Flooding Threat Closes Missouri Campground
The death toll of last week's deadly flooding in a western Arkansas campgrounds stands at 20, but heavy rains threaten other campgrounds in the region.
Six of the dead were children and all but two of the victims came from out of state to camp in the national forest campsite hit by a deluge, ABC News reported.
Torrential rain caused flash flooding to sweep through the camp site during the dead of night, sweeping away victims who had been sleeping.
Police spokesman Bill Sadler says rescue workers do not expect to find any more bodies.
"We have satisfied ourselves that these people have been accounted for," he said.
But Sadler says a search and recovery mission is continuing for other recreational visitors who may have been in the park last Thursday night, but for whom police have no firm leads.
Meanwhile, Missouri Emergency Management has closed the campground at Big Lake State Park in northwest Missouri as a precautionary measure, according to OzarksFirst.com.
That's because of its proximity to the Missouri River and heavy rainfall in northwest Missouri.
State Emergency Management is monitoring the weather forecast, working with and assisting local agencies.
The park, however, will remain open for day use, as will the park's cabins, which are at higher elevations than the campground and removed from flood risk.
SEMA and the Department of Natural Resources, Division of State Parks will continue to monitor river levels near Big Lake State Park so that further action may be taken if necessary and so that the campground can be reopened once the river has receded.
The State Emergency Management Agency is monitoring potential flooding conditions in cooperation with county and local emergency managers.
SEMA is also monitoring the latest National Weather Service forecasts.
Flash floods have moved on to Oklahoma City, trapping people in cars and closing sections of major highways.
Oklahoma City spokeswoman Kristy Yager says the flooding has closed streets and crossings in the city.
"Downtown is practically impassable.
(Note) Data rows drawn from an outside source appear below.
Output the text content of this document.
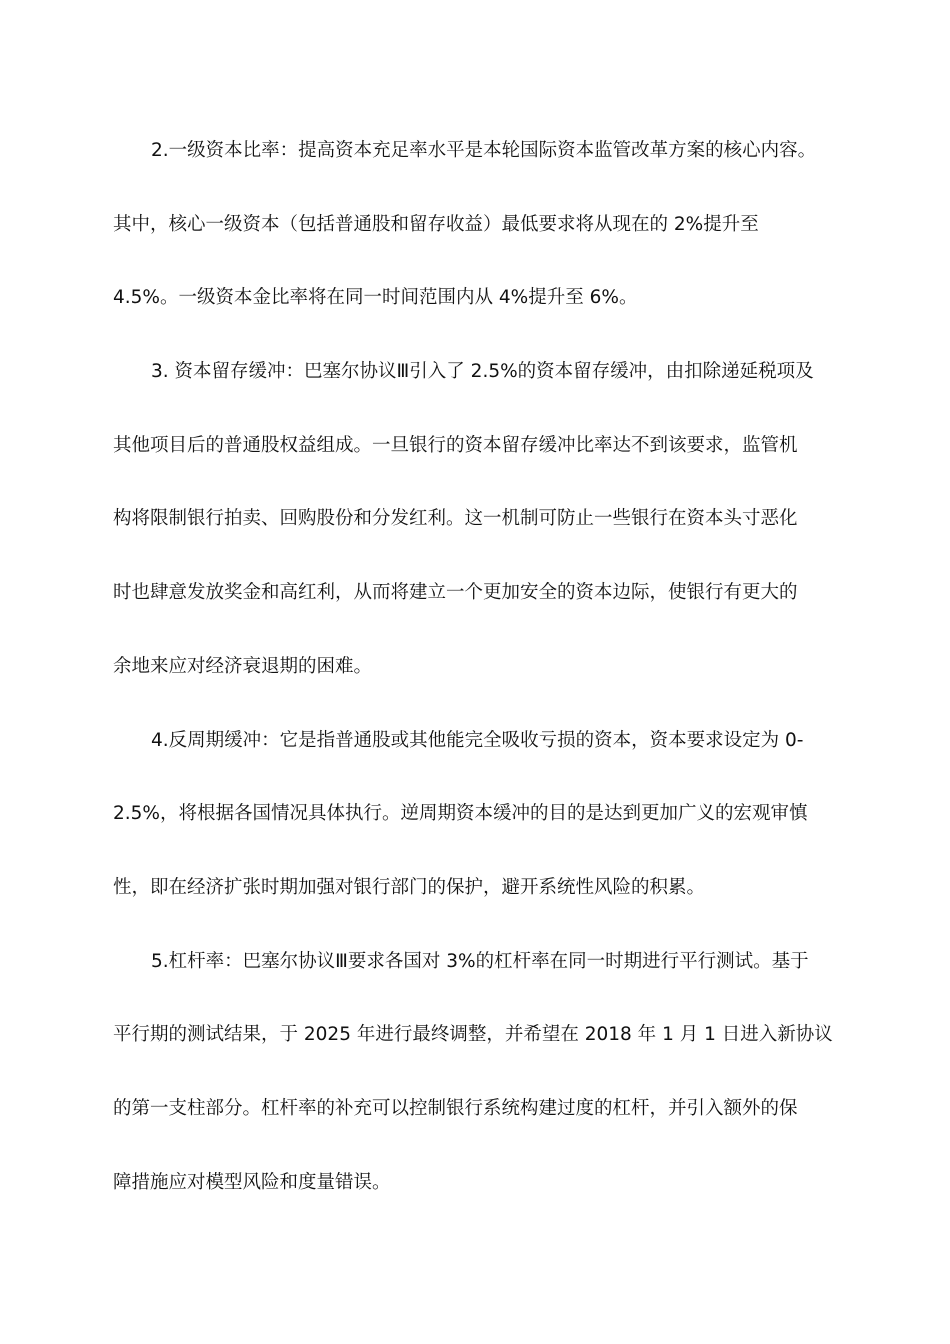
2.一级资本比率：提高资本充足率水平是本轮国际资本监管改革方案的核心内容。
其中，核心一级资本（包括普通股和留存收益）最低要求将从现在的 2%提升至
4.5%。一级资本金比率将在同一时间范围内从 4%提升至 6%。
3. 资本留存缓冲：巴塞尔协议Ⅲ引入了 2.5%的资本留存缓冲，由扣除递延税项及
其他项目后的普通股权益组成。一旦银行的资本留存缓冲比率达不到该要求，监管机
构将限制银行拍卖、回购股份和分发红利。这一机制可防止一些银行在资本头寸恶化
时也肆意发放奖金和高红利，从而将建立一个更加安全的资本边际，使银行有更大的
余地来应对经济衰退期的困难。
4.反周期缓冲：它是指普通股或其他能完全吸收亏损的资本，资本要求设定为 0-
2.5%，将根据各国情况具体执行。逆周期资本缓冲的目的是达到更加广义的宏观审慎
性，即在经济扩张时期加强对银行部门的保护，避开系统性风险的积累。
5.杠杆率：巴塞尔协议Ⅲ要求各国对 3%的杠杆率在同一时期进行平行测试。基于
平行期的测试结果，于 2025 年进行最终调整，并希望在 2018 年 1 月 1 日进入新协议
的第一支柱部分。杠杆率的补充可以控制银行系统构建过度的杠杆，并引入额外的保
障措施应对模型风险和度量错误。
There are traffic lights out and it's very dangerous to be driving there right now," she said.
Slow moving thunderstorms dumped 25 centimetres of rain on the city, overwhelming the sewer system and flooding portions of roads, leaving some motorists trapped in their cars, and forcing others to abandon their vehicles.
And the Associated Press reported that with the recovery of the 20th and perhaps last victim from flash floods in Arkansas, attention is turning to whether visitors to a remote campground received sufficient warnings about an approaching wall of water.
Worried forecasters sent warnings four times in an hour early Friday. But the Albert Pike Recreation Area in Montgomery County has no sirens, no park ranger on site, poor radio reception and spotty cell phone service.
The U.S. Forest Service is reviewing how to improve communication to remote camp sites in Arkansas and around the country.
Campers would have been told about a flash flood watch posted at midday Thursday, but the flood arrived after 2 a.m. Friday when many were asleep. At times, the Little Missouri River rose eight feet per hour.